Moreover, when working with git diff, it becomes quite a hassle. The diff generates temporary directories with names that are hard to retrieve.

I propose aligning cloc's working path as a virtual root to address these issues, much like git does.

Then we can use match-d=^/foo/src/ to match paths relative to the project.

martinvonwittich commented 11 months ago

I also just stumbled over this and was totally confused how to anchor the regex - I wanted to exclude ./path/to/foo/, but had no success with --not-match-d ^\./path/to/foo, ^/path/to/foo and ^path/to/foo. I was also confused by --fullpath; the manpage says:

       --not-match-d=REGEX
           Count all files except in directories matching the Perl regex.
           Only the trailing directory name is compared, for example, when
           counting in "/usr/local/lib", only "lib" is compared to the regex.
           Add --fullpath to compare parent directories to the regex.  Do not
           include file path separators at the beginning or end of the regex.

But --fullpath claims only to influence match-f, and doesn't say anything about match-d:

       --fullpath
           Modifies the behavior of --match-f or --not-match-f to include the
           file's path in the regex, not just the file's basename.  (This does
           not expand each file to include its absolute path, instead it uses
           as much of the path as is passed in to cloc.)

And funnily enough, --match-d='path/to/foo without --fullpath excludes everything outside of /path/to/foo, so apparently it does work without --fullpath?

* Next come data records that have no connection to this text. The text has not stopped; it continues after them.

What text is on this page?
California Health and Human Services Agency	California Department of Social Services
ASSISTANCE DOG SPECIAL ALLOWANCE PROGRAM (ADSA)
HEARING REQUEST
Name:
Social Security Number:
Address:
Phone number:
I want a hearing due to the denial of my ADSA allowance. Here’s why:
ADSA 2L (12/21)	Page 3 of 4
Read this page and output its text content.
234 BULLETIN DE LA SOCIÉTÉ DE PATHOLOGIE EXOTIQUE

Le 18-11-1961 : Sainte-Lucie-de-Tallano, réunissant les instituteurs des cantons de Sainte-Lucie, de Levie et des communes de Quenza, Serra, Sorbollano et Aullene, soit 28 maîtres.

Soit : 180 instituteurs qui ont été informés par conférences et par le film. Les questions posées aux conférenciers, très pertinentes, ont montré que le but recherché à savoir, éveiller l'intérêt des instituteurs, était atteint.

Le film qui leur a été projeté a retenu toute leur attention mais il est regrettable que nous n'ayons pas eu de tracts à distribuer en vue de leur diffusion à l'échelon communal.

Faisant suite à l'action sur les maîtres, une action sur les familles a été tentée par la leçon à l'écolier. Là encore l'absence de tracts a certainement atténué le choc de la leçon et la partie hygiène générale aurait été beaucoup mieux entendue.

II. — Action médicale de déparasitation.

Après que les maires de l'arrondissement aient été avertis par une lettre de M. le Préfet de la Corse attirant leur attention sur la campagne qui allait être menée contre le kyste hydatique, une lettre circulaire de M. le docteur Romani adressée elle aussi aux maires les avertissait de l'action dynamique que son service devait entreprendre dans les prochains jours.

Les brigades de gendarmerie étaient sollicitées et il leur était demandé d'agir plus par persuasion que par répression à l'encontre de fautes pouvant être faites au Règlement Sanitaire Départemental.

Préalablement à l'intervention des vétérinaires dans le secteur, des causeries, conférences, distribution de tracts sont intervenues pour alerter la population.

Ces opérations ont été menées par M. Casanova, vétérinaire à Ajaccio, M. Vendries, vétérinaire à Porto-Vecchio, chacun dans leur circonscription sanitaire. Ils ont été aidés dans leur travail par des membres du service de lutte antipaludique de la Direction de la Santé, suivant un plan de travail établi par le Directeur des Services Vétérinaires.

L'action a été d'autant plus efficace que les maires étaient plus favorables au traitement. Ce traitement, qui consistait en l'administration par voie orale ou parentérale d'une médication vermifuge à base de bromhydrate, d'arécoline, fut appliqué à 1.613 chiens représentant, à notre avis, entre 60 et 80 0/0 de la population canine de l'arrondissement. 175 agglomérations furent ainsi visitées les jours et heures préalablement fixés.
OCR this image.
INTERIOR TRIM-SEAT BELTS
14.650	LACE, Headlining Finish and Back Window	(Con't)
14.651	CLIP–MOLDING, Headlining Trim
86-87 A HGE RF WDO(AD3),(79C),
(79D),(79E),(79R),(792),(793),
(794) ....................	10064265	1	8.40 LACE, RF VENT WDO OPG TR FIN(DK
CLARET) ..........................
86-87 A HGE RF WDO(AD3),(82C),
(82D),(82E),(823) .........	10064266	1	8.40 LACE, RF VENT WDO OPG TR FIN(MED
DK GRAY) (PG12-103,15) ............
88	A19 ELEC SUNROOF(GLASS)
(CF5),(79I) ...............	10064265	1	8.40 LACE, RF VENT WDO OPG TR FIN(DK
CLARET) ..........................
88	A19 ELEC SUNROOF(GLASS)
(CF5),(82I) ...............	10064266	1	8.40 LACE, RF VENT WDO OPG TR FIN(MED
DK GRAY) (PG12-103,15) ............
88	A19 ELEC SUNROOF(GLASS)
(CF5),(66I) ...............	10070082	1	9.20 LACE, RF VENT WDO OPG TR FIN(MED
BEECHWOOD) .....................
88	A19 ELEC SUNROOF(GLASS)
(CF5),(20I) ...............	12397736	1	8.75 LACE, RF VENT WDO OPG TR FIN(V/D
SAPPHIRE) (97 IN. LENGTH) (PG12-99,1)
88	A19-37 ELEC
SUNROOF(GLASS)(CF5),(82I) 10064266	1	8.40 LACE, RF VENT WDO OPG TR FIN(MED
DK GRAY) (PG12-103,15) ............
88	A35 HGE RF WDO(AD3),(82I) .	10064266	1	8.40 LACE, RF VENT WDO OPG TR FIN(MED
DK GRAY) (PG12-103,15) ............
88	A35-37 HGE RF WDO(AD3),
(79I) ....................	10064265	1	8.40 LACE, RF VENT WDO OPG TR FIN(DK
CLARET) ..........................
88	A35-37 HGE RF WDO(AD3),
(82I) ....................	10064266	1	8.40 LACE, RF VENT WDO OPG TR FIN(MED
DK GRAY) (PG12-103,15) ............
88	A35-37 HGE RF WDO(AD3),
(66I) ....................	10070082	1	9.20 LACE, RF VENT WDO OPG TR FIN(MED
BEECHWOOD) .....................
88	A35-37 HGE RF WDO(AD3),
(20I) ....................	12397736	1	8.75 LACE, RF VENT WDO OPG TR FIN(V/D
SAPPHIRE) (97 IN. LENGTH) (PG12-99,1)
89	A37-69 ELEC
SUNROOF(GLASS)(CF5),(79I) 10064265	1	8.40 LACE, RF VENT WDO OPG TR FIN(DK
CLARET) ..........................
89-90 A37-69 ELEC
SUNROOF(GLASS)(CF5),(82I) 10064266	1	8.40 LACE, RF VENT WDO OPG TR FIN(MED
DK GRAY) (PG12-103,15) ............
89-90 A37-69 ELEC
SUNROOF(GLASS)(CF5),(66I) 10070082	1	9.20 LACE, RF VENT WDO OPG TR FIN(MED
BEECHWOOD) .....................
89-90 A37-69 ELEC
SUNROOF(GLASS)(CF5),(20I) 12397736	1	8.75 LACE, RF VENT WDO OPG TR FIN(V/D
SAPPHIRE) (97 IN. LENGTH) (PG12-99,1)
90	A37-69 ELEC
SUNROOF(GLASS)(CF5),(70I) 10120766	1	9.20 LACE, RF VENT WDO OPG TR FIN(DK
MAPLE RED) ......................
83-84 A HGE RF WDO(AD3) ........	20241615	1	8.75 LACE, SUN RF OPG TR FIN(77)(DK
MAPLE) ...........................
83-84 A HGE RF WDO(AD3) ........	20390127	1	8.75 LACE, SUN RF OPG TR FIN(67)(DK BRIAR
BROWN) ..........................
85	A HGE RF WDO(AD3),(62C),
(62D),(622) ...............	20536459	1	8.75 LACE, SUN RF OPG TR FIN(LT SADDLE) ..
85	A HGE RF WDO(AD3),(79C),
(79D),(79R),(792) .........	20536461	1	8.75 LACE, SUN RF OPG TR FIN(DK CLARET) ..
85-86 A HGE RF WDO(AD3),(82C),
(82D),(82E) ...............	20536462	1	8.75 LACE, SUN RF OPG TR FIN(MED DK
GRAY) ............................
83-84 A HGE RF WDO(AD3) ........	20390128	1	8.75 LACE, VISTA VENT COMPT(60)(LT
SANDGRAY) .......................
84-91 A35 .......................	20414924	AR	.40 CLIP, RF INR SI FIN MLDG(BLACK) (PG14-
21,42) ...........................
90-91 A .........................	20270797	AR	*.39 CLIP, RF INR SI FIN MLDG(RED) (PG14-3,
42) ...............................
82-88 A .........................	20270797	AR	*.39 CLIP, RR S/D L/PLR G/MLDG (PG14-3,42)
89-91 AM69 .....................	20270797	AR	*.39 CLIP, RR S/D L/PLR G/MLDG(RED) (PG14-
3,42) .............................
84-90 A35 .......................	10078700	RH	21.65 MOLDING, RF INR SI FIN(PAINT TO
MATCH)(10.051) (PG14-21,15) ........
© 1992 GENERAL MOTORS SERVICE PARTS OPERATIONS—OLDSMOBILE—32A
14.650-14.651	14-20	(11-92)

To figure out how to anchor my regex, I had to put some debug code into cloc to see what's actually being matched here:

    if ($opt_match_d    ) { use DDP; p $Dir; return unless $Dir =~ m{$opt_match_d}     }

and I was dismayed to learn that it matches the absolute path, including the path to my home directory.

AlDanial commented 11 months ago

I agree this needs work (both the code and the documentation). Basing --fullpath off the directory from which cloc was invoked sounds reasonable. Many switches will be affected so a fix will be a while in coming.

AlDanial commented 11 months ago

@PMExtra The intent of --fullpath was always meant to be relative to the directory from which cloc was run. In that sense it is poorly named; --filepath would have been a better choice. I still haven't finished testing the --match-d branches, so the current commit may not interest you.

@martinvonwittich There was a problem with how --not-match-d was implemented. Your combination --not-match-d ^\./path/to/foo should have given the behavior you desired . Please try 18062b5 to see if --not-match-d works as you expect.

AlDanial commented 11 months ago

@PMExtra try 39f3b9e. With that fix --match-d="^\./foo/src/" should give you the behavior you want (without --fullpath).